PHOTOCHROMIC MOLECULES FOR THE TREATMENT OF DYSTROPHIES
The invention relates to a family of photochromic amphiphilic molecules that spontaneously place themselves in the cell membrane and following a light stimulus generate a significant variation in the membrane potential. These molecules have the ability to photo-regulate membrane turnover and secretory activity, allowing to separate neuronal photostimulation from physiological activity for the treatment of retinal dystrophies, such as retinitis pigmentosa and senile macular degeneration.
Retinal dystrophies, such as retinitis pigmentosa and senile macular degeneration, are caused by genetic mutations that compromise the survival of the cones and rods in the eye. At the moment, there is no pharmacological treatment to prevent photoreceptor degeneration.
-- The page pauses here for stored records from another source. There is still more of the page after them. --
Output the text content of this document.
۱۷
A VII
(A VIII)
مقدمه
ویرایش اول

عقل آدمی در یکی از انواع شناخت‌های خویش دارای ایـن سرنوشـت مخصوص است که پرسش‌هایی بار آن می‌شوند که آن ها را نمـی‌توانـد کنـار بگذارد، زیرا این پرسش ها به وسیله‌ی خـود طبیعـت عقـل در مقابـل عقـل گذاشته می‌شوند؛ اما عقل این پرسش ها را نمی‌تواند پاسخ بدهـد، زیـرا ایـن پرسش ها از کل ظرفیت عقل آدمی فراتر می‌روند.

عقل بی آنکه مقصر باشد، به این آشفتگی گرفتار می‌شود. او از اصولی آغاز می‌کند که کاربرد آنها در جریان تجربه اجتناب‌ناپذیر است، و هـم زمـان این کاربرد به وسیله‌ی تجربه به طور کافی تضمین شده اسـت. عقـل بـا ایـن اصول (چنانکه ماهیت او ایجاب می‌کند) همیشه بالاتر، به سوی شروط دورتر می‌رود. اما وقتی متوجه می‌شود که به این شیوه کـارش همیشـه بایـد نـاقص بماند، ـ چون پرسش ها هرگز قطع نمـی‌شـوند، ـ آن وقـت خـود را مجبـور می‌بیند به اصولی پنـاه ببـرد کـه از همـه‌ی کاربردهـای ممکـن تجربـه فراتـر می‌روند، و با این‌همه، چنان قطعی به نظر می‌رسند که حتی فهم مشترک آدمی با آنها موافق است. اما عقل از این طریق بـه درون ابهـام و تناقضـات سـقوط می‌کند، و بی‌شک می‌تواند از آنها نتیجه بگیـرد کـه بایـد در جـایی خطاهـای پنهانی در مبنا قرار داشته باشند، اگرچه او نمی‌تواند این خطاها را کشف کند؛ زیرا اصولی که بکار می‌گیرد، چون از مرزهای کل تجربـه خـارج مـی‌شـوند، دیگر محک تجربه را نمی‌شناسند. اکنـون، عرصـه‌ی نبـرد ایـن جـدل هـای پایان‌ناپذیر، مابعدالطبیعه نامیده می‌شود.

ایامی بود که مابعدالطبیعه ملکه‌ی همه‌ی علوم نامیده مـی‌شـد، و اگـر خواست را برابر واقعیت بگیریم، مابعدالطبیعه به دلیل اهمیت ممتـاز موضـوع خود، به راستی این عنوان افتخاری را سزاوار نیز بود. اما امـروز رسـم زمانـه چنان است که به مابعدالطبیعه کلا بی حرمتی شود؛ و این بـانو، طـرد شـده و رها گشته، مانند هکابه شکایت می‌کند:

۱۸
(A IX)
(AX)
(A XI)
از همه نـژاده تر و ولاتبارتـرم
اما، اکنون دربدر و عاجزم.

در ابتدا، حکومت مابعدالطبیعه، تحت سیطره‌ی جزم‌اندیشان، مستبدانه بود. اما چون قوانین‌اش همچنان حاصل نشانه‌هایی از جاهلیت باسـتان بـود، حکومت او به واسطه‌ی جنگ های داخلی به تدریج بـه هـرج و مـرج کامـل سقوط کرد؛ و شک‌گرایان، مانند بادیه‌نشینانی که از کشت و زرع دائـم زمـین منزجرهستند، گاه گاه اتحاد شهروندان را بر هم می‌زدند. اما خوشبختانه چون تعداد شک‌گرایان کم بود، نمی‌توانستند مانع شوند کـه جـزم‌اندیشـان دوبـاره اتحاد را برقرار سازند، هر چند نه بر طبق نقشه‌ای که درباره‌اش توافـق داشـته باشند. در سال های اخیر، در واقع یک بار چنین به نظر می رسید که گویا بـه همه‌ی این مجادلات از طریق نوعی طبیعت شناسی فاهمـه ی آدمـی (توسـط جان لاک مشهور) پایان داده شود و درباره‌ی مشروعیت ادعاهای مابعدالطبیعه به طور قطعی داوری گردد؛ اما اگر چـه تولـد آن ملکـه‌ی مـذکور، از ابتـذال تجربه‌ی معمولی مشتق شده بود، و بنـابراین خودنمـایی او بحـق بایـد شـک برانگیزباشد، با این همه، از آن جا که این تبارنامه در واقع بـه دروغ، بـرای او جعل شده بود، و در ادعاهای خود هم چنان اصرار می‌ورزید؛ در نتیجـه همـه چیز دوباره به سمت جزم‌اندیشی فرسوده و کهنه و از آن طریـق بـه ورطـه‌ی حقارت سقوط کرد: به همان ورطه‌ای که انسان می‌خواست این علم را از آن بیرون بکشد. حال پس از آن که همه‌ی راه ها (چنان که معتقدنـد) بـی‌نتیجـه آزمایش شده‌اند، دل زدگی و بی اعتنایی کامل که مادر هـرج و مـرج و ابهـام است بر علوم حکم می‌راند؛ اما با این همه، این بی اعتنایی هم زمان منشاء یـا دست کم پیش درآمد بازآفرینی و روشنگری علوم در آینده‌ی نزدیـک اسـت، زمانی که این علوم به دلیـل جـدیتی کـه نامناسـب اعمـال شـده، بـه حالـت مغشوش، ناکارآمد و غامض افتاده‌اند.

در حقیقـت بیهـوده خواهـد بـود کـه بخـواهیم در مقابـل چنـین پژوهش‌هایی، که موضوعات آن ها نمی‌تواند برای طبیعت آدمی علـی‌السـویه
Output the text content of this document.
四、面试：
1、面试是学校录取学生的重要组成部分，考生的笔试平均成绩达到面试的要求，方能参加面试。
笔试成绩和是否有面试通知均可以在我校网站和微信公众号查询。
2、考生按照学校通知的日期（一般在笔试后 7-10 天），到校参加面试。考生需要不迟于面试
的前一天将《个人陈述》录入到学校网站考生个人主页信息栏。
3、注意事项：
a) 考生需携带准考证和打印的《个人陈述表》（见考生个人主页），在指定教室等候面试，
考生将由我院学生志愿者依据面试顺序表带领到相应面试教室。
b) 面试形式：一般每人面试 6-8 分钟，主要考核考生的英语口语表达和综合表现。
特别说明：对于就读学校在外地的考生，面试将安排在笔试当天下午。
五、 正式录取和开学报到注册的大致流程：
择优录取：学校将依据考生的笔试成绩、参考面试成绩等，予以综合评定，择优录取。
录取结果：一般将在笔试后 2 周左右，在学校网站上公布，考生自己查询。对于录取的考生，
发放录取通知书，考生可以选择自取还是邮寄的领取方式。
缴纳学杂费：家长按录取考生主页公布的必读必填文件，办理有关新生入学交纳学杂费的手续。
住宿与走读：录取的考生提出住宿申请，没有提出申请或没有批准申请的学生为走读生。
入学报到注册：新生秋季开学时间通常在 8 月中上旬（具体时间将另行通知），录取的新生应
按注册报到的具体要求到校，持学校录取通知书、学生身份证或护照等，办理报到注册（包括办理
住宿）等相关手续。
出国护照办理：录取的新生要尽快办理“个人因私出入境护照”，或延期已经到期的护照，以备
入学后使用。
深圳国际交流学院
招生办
This invention relates to a family of photochromic amphiphilic molecules, known as azobenzene, that spontaneously place themselves in the cell membrane and generate a significant variation in the membrane potential following a light stimulus. These properties are particularly advantageous in the modulation of the activity of neurons, as demonstrated by the generation of firing signals following photoexcitation in neuronal networks containing synaptic blockers.
- Photopharmacology for the optical stimulation of cells.
- Relevant reversible variation of membrane potential;
- Elimination of the hyperexcitability caused by blocking of K + v channels;
- Increase of the half-life of the compound;
- Activity with visible light instead of ultraviolet harmful to the eyes and in general for biological tissues.